Evelyn Aschenbrenner, amerykańska ochotniczka, która prowadziła rekrutację do Legionu Międzynarodowego ukraińskiej armii, powiedziała, że Routh nie był w jakikolwiek sposób związany z Legionem i ostrzegała innych przed nim w mediach społecznościowych.
Prezydent Ukrainy Wołodymyr Zełenski potępił próbę zamachu na Trumpa we wpisie opublikowany w poniedziałek, 16 września na portalu X, stwierdził, że „przemoc polityczna nie ma miejsca nigdzie na świecie.”
Kiedyś wspierał Trumpa, a później wzywał Iran do jego zabicia
Z rejestrów wyborców Karoliny Północnej wynika, że Routh jest niezrzeszony w żadnej partii, chociaż pokazują one również, że w tegorocznych prawyborach w marcu głosował osobiście na Demokratów.
W wyborach prezydenckich 2016 r. oddał głos na Donalda Trumpa, lecz już w 2020 roku głosował na Joe Bidena.
Dane z Federalnej Komisji Wyborczej (FEC) wskazują, że między wrześniem 2019 a marcem 2020 poczynił prawie 20 drobnych wpłat, od dolara do 25, na demokratyczną platformę fundraisingową ActBlue.
Tuż po pierwszym zamachu na Trumpa, do którego doszło 13 lipca, Routh w mediach społecznościowych zwracał się do Kamali Harris i prezydenta Bidena, by odwiedzili rannych i rodziny ofiary zamachu w Butler w Pensylwanii.
Routh w swojej książce odniósł się do swojego wcześniejszego wsparcia dla Trumpa w wyborach prezydenckich w 2016 roku. Napisał, że ponosi część winy za wybór Trumpa na prezydenta, „ale jestem na tyle męski, by przyznać, że źle oceniłem sytuację i popełniłem straszny błąd”.
W książce nazwał szturm na Kapitol z 6 stycznia 2021 roku „katastrofą” dokonaną przez Donalda Trumpa i jego „niedemokratyczną grupę”.
W części książki poświęconej Iranowi – jak podała agencja AP – Routh obwiniał Trumpa o odejście od umowy atomowej z Iranem i twierdził, że sam ponosi część tej winy, bo zagłosował na „prezydenta bez mózgu”.

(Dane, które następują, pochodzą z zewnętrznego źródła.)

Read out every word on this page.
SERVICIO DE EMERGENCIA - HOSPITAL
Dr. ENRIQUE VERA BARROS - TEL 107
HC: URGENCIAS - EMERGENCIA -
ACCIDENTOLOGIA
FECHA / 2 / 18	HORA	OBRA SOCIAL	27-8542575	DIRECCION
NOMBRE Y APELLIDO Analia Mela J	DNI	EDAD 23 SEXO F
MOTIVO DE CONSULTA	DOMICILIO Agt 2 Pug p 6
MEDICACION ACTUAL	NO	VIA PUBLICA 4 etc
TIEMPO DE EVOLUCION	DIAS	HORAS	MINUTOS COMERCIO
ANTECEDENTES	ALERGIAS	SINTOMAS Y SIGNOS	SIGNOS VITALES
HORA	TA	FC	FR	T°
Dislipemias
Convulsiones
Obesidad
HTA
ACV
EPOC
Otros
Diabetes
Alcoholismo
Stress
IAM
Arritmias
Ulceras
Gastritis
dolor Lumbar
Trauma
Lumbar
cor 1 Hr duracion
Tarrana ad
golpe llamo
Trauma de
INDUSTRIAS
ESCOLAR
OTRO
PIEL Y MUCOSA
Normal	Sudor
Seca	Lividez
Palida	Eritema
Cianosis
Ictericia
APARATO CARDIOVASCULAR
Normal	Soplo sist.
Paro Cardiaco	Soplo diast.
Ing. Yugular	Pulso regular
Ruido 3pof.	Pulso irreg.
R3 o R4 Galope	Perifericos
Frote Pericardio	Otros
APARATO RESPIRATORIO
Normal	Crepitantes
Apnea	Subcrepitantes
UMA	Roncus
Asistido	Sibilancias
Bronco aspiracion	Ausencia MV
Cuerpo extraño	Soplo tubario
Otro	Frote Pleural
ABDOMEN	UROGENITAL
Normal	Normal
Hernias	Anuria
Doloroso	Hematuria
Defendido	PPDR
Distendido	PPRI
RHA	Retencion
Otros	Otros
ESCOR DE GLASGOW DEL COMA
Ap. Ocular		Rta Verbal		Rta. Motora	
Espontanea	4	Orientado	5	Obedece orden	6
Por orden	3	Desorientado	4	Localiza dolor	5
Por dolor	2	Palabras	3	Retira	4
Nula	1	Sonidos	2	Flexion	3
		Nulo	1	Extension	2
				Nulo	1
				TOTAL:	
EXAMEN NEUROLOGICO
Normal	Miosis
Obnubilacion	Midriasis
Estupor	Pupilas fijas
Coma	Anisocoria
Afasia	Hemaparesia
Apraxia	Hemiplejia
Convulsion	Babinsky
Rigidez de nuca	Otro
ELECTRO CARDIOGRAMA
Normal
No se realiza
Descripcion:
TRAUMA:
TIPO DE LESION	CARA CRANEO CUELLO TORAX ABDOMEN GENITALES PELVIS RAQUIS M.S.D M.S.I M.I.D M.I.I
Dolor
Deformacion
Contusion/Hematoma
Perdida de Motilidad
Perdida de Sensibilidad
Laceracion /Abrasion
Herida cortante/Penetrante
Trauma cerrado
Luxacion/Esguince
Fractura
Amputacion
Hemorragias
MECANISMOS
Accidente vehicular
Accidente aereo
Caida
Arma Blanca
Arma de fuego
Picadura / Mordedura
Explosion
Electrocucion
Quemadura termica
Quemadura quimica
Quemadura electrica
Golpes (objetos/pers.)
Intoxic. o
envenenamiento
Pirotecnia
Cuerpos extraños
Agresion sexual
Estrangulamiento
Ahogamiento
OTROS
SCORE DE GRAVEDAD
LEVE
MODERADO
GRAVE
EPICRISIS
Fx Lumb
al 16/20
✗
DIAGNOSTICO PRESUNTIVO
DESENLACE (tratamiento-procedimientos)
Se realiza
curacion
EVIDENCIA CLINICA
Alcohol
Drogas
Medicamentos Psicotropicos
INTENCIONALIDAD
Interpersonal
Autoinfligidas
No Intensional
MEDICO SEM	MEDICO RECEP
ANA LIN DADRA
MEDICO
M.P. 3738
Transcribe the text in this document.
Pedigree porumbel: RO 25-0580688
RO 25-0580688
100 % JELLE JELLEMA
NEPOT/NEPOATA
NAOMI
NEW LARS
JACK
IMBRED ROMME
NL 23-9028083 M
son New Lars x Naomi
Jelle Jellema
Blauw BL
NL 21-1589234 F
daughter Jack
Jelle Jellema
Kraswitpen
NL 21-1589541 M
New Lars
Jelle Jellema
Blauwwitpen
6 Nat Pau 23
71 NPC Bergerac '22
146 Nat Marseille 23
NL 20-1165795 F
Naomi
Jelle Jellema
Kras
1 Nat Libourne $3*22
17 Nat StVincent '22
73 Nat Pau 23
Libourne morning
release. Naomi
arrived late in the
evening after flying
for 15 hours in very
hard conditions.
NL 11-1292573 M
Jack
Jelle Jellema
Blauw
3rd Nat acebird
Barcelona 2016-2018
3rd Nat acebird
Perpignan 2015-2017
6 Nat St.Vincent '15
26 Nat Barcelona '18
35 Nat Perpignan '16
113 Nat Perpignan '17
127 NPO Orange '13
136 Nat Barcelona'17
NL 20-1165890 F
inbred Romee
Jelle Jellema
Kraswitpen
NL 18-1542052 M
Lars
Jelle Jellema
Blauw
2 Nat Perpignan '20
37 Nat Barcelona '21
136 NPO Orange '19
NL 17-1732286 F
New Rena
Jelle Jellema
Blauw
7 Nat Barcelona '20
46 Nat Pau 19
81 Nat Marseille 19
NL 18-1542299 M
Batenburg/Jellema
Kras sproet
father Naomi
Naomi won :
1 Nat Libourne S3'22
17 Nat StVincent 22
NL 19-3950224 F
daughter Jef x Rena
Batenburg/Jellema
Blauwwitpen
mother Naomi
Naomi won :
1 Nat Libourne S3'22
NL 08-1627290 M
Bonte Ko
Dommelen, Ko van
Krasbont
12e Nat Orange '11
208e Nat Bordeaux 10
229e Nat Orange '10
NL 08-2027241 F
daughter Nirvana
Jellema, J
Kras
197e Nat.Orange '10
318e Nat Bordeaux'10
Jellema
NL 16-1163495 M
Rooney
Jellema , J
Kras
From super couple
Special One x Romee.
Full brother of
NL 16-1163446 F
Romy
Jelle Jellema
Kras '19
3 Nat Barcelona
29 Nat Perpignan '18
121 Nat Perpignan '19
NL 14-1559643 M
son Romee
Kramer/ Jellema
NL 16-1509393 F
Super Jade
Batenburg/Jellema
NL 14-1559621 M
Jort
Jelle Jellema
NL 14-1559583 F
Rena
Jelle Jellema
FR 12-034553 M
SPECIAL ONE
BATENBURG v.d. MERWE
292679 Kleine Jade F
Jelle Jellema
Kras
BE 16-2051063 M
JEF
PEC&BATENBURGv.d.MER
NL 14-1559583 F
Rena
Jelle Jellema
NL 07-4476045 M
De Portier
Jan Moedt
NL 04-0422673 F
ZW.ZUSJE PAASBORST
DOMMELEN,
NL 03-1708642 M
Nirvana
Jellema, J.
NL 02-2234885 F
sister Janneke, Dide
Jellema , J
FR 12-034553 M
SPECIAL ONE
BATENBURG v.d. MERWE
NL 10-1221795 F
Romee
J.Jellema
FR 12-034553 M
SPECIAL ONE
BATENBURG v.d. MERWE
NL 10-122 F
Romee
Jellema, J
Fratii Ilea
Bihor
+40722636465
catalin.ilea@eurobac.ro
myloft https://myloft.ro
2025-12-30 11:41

Zwracając się do Iranu, napisał: „Macie wolną rękę, by zabić Trumpa, jak i mnie za ten błąd osądu i za zaprzepaszczenie porozumienia”. Jak dotąd nie znaleziono jednak dowodów na powiązania Routha z Iranem. W ostatnich miesiącach amerykańskie służby wywiadowcze ostrzegały o zamiarach Teheranu przeprowadzenia zamachu na Trumpa oraz innych polityków z jego byłej republikańskiej administracji.
Routh często publikował w mediach społecznościowych, w tym na portalu X i Facebooku, wpisy na temat Ukrainy i innych konfliktów. Treści były kuriozalne, np. namawiał Elona Muska, by sprzedał mu rakietę do odpalenia w pałac Władimira Putina nad Morzem Czarnym. Pisał m.in., że chciałby w Tajpej mieć stały festiwal muzyczny z udziałem ludzi z całego świata, by okazać wsparcie Tajwanowi. Rozpowszechniał też teorie spiskowe na temat Covidu. Po jego aresztowaniu jego konta zostały zawieszone, ale jeszcze w czwartek, 19 września Amazon prowadził sprzedaż wersji elektronicznej książki „Ukraine’s Unwinnable War”.
Jeden z synów Routha, Adam, powiedział agencji Reuters w niedzielę, 15 września, że nie wierzy, aby jego ojciec mógł coś takiego zrobić. Drugi syn, Oran, w oświadczeniu dla stacji CNN stwierdził, że takie szalone działanie, a jeszcze bardziej przemoc, nie pasują do jego ojca. „Nie mam żadnych komentarzy innych komentarzy poza opisem jego jako kochającego i troskliwego ojca oraz uczciwego, pracowitego człowieka” – napisał Oran Routh.